HyperDB Replication Lag Detection

Howdy – Iliya here again. Seems like I am taking over Barry’s blog. Hopefully this will motivate him to blog more.

On WordPress.com we have over 218 million tables and perform tens of thousands queries per second. To scale all of this, we shard our 24 million blogs across more than 550 MySQL servers. This allows us to cope with load bursts and to handle database servers failures.

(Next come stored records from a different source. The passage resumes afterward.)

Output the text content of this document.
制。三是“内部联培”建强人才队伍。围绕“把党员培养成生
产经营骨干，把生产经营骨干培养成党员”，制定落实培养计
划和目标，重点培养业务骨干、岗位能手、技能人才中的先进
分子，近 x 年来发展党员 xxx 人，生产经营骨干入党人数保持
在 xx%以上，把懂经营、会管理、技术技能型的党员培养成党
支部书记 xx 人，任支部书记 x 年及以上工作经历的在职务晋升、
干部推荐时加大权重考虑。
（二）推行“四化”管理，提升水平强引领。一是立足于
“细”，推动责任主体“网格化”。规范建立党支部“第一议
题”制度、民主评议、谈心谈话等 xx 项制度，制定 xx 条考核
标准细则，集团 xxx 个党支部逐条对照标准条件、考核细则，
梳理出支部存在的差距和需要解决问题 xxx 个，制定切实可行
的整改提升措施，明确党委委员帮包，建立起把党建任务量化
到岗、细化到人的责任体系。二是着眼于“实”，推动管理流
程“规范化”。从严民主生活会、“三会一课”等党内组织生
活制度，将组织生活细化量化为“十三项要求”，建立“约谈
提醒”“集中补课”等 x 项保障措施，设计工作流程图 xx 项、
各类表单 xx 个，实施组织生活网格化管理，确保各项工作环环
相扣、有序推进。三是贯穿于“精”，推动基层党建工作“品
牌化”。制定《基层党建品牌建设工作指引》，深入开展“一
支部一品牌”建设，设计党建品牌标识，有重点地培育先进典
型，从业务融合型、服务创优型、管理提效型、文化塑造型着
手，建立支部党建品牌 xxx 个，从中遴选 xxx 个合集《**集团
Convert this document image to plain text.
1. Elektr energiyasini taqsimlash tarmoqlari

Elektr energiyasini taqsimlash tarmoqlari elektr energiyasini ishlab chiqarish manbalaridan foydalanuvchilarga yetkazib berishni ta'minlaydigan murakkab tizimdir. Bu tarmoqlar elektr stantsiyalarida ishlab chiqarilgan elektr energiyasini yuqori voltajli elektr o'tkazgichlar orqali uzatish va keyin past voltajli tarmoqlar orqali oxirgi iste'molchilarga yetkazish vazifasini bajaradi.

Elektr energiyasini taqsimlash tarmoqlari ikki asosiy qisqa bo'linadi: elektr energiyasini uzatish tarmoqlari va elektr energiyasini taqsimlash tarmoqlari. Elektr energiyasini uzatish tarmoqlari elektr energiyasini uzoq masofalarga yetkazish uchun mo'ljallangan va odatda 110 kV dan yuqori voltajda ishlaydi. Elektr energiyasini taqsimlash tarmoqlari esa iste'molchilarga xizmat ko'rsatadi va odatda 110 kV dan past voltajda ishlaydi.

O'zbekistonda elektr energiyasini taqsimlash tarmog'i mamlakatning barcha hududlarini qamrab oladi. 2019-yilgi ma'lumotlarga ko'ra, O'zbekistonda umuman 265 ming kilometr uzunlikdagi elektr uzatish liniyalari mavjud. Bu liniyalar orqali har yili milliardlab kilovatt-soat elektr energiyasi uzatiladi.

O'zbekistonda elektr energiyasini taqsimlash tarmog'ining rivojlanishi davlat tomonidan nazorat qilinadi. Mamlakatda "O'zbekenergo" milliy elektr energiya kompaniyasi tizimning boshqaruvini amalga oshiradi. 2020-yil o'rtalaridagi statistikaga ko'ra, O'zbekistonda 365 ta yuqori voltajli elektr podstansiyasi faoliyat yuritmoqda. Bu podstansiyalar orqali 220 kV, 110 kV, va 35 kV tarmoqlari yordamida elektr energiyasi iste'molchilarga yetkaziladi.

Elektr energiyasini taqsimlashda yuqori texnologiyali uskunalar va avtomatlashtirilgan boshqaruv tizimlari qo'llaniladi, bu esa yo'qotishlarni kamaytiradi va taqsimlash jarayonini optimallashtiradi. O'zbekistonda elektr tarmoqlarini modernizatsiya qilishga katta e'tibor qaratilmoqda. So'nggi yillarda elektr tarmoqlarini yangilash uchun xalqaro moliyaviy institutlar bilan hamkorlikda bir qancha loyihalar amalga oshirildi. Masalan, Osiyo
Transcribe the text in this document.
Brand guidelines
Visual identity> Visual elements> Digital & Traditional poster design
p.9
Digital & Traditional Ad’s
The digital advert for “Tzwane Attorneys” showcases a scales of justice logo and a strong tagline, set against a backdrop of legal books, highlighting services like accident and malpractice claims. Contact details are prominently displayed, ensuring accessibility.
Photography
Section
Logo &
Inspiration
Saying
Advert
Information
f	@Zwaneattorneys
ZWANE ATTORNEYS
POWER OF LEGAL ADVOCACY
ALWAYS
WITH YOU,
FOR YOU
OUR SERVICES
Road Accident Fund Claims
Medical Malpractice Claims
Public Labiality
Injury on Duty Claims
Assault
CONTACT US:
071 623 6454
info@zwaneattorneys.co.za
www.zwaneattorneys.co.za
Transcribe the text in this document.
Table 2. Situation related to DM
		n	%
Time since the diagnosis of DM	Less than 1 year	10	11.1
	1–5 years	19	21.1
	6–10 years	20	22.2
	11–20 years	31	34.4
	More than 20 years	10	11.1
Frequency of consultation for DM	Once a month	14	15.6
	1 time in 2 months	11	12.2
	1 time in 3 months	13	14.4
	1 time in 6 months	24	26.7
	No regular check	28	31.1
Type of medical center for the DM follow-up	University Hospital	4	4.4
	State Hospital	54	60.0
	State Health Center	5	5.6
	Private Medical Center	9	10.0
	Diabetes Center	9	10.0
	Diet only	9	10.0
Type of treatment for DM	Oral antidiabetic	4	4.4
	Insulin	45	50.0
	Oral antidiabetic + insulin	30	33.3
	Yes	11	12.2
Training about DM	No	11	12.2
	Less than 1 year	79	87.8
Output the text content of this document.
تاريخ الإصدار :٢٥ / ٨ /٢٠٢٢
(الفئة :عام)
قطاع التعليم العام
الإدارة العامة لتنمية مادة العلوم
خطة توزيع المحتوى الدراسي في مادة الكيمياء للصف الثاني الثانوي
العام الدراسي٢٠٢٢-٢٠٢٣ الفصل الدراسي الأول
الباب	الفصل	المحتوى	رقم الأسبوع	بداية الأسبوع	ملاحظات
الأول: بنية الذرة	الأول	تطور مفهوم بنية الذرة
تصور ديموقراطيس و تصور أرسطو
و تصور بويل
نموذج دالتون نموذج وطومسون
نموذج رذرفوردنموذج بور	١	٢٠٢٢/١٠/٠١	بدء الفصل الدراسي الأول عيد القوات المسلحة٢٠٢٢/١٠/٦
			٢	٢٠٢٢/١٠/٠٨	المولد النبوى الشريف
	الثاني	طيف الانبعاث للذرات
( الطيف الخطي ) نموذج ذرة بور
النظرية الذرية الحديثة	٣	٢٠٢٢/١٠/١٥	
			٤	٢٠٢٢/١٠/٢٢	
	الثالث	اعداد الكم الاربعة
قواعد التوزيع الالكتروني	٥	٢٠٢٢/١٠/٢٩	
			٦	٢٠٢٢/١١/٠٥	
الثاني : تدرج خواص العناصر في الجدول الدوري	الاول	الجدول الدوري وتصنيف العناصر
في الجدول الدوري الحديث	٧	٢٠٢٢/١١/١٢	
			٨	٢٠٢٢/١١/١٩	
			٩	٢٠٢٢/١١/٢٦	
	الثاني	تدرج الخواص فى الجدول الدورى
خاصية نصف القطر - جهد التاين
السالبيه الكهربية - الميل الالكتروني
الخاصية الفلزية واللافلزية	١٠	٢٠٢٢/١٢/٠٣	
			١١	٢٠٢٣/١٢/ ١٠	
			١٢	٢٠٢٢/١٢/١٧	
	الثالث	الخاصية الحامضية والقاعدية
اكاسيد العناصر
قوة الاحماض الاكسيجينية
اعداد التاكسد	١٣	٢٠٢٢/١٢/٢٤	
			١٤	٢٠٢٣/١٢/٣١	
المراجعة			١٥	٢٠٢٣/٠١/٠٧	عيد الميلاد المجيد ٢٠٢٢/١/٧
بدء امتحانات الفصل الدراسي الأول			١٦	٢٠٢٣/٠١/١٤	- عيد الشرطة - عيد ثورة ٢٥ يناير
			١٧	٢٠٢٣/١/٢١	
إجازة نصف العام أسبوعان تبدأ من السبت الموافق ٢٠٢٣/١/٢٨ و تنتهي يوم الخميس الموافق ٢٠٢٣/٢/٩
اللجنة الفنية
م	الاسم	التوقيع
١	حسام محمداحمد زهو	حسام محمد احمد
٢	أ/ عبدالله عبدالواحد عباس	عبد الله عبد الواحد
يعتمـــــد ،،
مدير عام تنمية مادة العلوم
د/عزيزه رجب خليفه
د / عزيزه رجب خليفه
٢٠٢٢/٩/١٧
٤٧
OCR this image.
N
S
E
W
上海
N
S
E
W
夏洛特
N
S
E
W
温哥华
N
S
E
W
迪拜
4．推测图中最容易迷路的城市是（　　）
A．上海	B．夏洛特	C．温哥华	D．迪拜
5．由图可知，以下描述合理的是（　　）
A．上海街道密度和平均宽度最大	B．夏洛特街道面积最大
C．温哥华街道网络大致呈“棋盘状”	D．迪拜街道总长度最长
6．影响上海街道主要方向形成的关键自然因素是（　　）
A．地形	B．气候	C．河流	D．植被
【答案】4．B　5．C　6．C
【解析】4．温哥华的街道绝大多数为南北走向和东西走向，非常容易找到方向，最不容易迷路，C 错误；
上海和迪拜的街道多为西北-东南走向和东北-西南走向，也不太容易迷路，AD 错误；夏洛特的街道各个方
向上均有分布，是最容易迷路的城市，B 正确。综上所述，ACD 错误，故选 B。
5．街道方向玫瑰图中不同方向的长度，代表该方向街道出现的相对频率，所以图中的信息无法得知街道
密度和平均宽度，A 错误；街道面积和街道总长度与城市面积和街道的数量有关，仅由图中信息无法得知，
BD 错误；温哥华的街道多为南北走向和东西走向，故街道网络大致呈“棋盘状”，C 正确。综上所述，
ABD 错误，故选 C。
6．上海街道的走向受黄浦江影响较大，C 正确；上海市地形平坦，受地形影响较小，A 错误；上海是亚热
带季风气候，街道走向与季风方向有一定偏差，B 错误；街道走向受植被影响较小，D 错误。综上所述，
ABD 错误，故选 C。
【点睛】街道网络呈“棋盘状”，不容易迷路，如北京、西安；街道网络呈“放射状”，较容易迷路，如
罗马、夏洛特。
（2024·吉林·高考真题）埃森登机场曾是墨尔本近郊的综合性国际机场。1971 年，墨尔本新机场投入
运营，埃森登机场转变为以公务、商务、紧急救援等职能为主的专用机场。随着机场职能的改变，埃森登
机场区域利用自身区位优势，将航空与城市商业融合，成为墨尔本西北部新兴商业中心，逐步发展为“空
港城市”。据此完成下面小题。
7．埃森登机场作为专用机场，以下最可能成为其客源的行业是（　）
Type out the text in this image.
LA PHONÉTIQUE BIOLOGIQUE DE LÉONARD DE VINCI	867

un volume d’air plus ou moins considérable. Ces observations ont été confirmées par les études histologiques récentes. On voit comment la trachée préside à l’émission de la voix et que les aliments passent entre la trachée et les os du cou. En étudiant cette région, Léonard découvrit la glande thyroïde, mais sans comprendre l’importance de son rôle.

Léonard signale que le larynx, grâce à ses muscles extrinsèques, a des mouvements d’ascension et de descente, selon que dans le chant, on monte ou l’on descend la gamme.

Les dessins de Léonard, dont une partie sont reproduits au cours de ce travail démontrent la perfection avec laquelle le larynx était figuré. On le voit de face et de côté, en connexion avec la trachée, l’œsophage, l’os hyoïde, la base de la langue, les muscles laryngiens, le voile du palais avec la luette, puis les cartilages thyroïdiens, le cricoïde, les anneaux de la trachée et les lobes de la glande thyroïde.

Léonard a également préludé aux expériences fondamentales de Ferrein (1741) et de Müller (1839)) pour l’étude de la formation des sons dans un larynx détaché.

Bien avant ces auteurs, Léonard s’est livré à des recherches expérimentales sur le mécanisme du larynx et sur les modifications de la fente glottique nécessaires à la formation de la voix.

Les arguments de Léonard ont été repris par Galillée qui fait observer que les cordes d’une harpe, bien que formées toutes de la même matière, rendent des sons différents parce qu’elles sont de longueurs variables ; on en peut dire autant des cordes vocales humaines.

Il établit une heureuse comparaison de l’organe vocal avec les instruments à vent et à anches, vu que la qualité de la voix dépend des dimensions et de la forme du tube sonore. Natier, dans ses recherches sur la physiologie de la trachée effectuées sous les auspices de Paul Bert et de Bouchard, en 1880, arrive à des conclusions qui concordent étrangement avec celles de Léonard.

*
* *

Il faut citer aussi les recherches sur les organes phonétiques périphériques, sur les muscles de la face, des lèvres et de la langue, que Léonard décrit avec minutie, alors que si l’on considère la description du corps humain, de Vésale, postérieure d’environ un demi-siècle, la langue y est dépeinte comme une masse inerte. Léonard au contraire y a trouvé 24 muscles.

For those who are unfamiliar, MySQL data replication is asynchronous and works as follows:

  1. [Master] Receives a query that modifies database structure or content (INSERT, UPDATE, ALTER etc.)
  2. [Master] The query is written to a log file (aka the binlog).
  3. [Master] The query is executed on the master.
  4. [Slaves] Create a “Slave I/O” thread that connects to the [Master] and requests all new queries from the mater’s binlog.
  5. [Master] Creates a “Binlog dump” thread for each connected slave, that reads the requested events from the binlog and sends them to the slave.
  6. [Slaves] Start a “Slave SQL” thread which reads queries from the log file written by the “Slave I/O” thread and executes them

There are a number of things to be considered in this scenario, which can lead to a condition known as replication lag where the slaves have older data then the master:

  • Since only one thread on the slave executes write queries, and there are many execution threads on the master, there is no guarantee that the slave will be able to execute queries with the same speed as the master.
  • Long running SELECTs or explicit locks on the slave, will cause the “Slave SQL” thread to wait, thus slowing it down.
  • Long running queries on the master would take at least the same amount of time to run on the slave, causing it to fall behind the master
  • I/O (disk or network) issues can prevent or slow down the slave from reading and replaying the binlog events

In order to deal with this, we needed a way to avoid connections to lagged slaves as long as there are slaves that are current. This would allow for the lagged ones to recover faster and avoid returning old data to our users. It also had to be something flexible enough, so we could have different settings for acceptable replication lag per dataset or stop tracking it altogether. Since we use the advanced database class, HyperDB, for all our database connections, it was the obvious place to integrate this.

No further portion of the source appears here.